O'Bryant v. Bosserman
Before: Doran
DORAN, J. The complaint herein, as finally amended, alleges that since the year 1939 the parties “have had dealings together and as a result of which they have acquired and hold (real) property in which they cannot agree as to their respective interests”; that the record title thereto is held by the plaintiff, Verna V. O’Bryant, as trustee, but that [354]“she recognizes that plaintiffs and defendant have interests as tenants in common,” making it necessary that such interests be determined and a partition ordered. The defendant (appellant) claims to be the sole owner and denies that the plaintiffs have any interest whatsoever in the property.
It appears from evidence adduced at the trial, that the three parties involved, Mr. and Mrs. O’Bryant, plaintiffs herein, and Mrs. 0’Bryant’s brother, the defendant Gordon Bosserman, came to California from Texas in 1936 and for a time lived in a rented house. In 1938 the defendant purchased the two lots here involved, paying $120 on the purchase price of $300. Thereafter a loan of $1,700 was procured, a house was built on the property and occupied by the parties. Title was taken in the name of the defendant who executed the trust deed, but notes secured by the trust deed were signed by all parties. Later the defendant sold an automobile and applied $350 therefrom on the loan. In May, 1942, the defendant entered the army; after the latter’s discharge in 1945 the balance of the loan, $749, was paid off in a lump sum by the plaintiffs. Appellant’s brief affirms that “All of the parties testified that there was no conversation as to the interests of the other in the property at the time of the final pay off of the loan. ’ ’
According to appellant’s brief, “In late June, 1946, a difficulty arose among the parties, and the plaintiff Verna V. O’Bryant who had in her possession, unrecorded, a power of attorney from defendant given to her during the period of his service, executed a deed to herself as trustee of the premises” and recorded the power of attorney and deed. This was the condition of the title at the time the present action was brought.

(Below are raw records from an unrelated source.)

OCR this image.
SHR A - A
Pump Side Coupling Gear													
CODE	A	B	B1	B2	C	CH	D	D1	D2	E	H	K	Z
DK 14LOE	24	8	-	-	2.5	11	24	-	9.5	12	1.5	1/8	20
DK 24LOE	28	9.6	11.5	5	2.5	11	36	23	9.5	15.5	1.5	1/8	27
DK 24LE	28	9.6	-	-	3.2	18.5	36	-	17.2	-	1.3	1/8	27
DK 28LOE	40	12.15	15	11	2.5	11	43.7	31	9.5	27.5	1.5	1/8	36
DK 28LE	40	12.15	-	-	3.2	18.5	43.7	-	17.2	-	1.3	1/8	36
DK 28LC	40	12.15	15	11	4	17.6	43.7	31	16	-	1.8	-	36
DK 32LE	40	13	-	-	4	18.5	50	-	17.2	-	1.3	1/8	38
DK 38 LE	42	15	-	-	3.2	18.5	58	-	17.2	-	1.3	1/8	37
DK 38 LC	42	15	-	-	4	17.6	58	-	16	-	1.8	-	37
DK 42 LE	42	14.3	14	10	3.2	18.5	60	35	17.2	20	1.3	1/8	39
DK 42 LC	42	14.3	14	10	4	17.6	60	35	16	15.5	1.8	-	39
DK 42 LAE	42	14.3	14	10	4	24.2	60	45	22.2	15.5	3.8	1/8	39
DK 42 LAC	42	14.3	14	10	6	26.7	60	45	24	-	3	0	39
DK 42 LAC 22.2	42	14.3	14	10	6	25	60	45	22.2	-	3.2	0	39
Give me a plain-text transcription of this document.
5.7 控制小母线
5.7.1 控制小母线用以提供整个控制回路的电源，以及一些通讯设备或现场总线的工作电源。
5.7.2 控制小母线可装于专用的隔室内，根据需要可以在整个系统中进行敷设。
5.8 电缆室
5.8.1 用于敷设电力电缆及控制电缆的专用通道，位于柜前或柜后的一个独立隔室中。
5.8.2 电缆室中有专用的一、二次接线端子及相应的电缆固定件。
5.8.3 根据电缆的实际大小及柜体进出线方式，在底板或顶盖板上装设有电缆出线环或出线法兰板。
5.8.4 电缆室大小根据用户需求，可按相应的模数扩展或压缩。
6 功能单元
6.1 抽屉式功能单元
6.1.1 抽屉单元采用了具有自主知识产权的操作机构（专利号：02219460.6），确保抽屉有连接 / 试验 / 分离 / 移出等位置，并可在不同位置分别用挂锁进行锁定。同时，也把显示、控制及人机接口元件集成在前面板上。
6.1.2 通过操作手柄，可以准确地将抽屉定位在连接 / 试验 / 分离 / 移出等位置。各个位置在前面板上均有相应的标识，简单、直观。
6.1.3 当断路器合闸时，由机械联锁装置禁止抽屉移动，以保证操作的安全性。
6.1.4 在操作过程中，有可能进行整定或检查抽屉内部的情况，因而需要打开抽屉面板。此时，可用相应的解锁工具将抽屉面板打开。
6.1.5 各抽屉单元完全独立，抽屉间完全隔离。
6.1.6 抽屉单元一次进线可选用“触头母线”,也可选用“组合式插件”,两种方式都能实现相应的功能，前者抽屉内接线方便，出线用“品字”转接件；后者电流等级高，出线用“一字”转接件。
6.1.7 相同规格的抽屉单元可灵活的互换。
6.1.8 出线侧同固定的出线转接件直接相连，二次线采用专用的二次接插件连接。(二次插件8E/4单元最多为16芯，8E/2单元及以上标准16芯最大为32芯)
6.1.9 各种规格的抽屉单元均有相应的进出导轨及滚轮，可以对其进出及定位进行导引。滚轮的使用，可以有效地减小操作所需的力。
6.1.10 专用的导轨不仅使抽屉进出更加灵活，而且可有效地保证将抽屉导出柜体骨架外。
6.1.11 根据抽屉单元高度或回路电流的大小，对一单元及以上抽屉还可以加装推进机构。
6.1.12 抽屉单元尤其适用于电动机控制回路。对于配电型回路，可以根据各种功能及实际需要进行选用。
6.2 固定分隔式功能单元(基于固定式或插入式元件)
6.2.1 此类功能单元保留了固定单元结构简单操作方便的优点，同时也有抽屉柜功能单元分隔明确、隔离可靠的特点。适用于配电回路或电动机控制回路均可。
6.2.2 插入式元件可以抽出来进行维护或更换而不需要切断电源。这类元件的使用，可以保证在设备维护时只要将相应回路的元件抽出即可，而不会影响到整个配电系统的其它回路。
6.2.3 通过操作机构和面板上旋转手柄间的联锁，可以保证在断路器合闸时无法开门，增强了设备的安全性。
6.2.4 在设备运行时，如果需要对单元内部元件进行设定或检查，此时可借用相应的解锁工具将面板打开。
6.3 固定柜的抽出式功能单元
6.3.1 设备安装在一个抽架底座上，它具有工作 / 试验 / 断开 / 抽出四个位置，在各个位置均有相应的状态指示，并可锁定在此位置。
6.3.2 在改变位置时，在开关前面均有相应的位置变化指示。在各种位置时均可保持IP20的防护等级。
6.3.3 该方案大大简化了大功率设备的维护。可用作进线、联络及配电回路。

The trial court found that all parties hereto had contributed a sum total of $3,237.67 for the purchase, construction, improvement and preservation of the property, of which the plaintiffs had jointly contributed $2,044.81 against which was chargeable the sum of $717.50 “for rent for the time they occupied the property to the exclusion of defendant,” making plaintiffs’ net contribution $1,327.31; that the defendant had contributed $1,192.86. Plaintiffs were therefore adjudged to be “the equitable owners of a 52.68 per cent interest in said property and defendant of a 47.32 per cent interest therein.” An interlocutory judgment of partition was accordingly entered, and it is from this judgment that the defendant has appealed.